Panelist Ushma Upadhyay, a University of California, San Francisco, professor of obstetrics, gynecology, and reproductive sciences, cochairs #WeCount and cited two factors for this surprising finding. 

“Our database has found that telehealth is significantly less costly for patients, and cost has always been the greatest barrier to abortion care,” Upadhyay said. “Obtaining a telehealth abortion is about $150, compared to the national average of $600 for an in-person medication abortion.”

But the most impactful policy in support of abortion, she said, are telemedicine abortion shield laws. Shield laws and shield executive orders refer to emerging legislation or orders that are making abortion more accessible to pregnant people who live in states with near or total abortion bans by refusing to penalize doctors or healthcare providers in those states who prescribe and provide abortion pills to patients in states where abortion is illegal.

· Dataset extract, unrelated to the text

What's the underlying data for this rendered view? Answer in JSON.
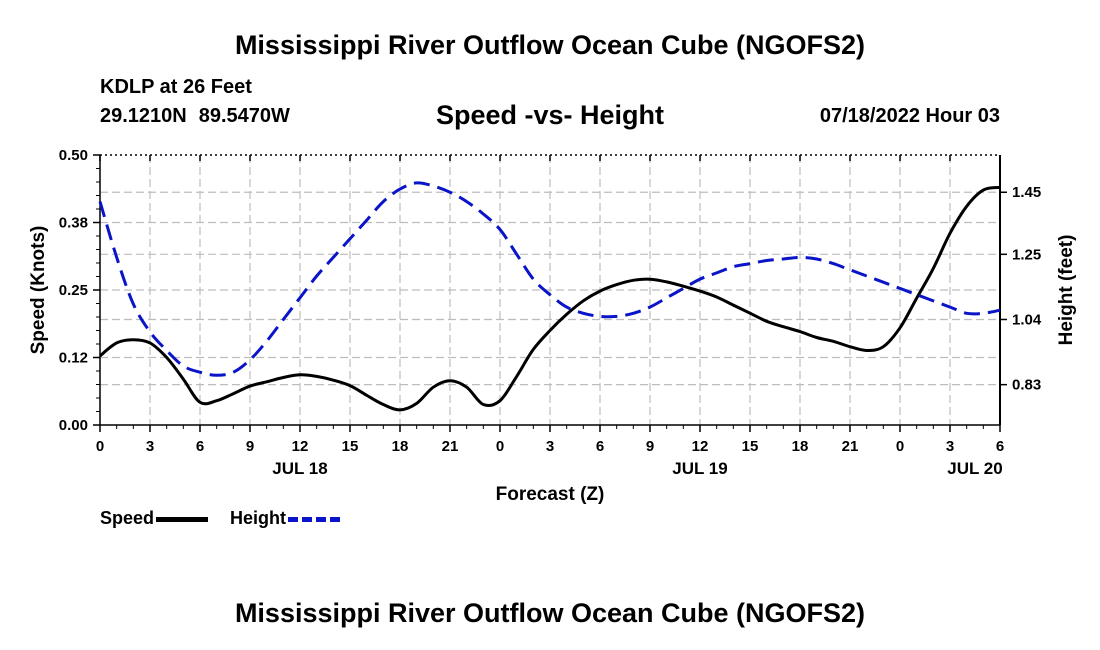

These laws particularly benefit patients who are low-income or who have difficulty traveling to states where it is legal. 

Telehealth shield laws, specifically, are enacted in eight states, and Massachusetts was the first state to pass this legislation.

“Regardless of whether the patient gets pills in a clinic or in the mail, the patient will have their abortion at home privately, and four weeks later, they will take a pregnancy test to confirm success,” Upadhyay said about the process, adding that #WeCount research in 20 states has shown that telehealth dispensing is just as safe and effective as in-person abortion care.

Shield laws are so novel, they have not been tested in courts yet, but this legislation is a promising and powerful example of how states can preserve reproductive rights, said panelist David Cohen, a professor of law at the Drexel University Thomas R. Kline School of Law. A very small number of Massachusetts, New York, and California providers “are providing a very large number of abortions, mostly into states where abortion is banned,” Cohen said. “So it’s a large part of the story of why abortion has continued post-Dobbs.”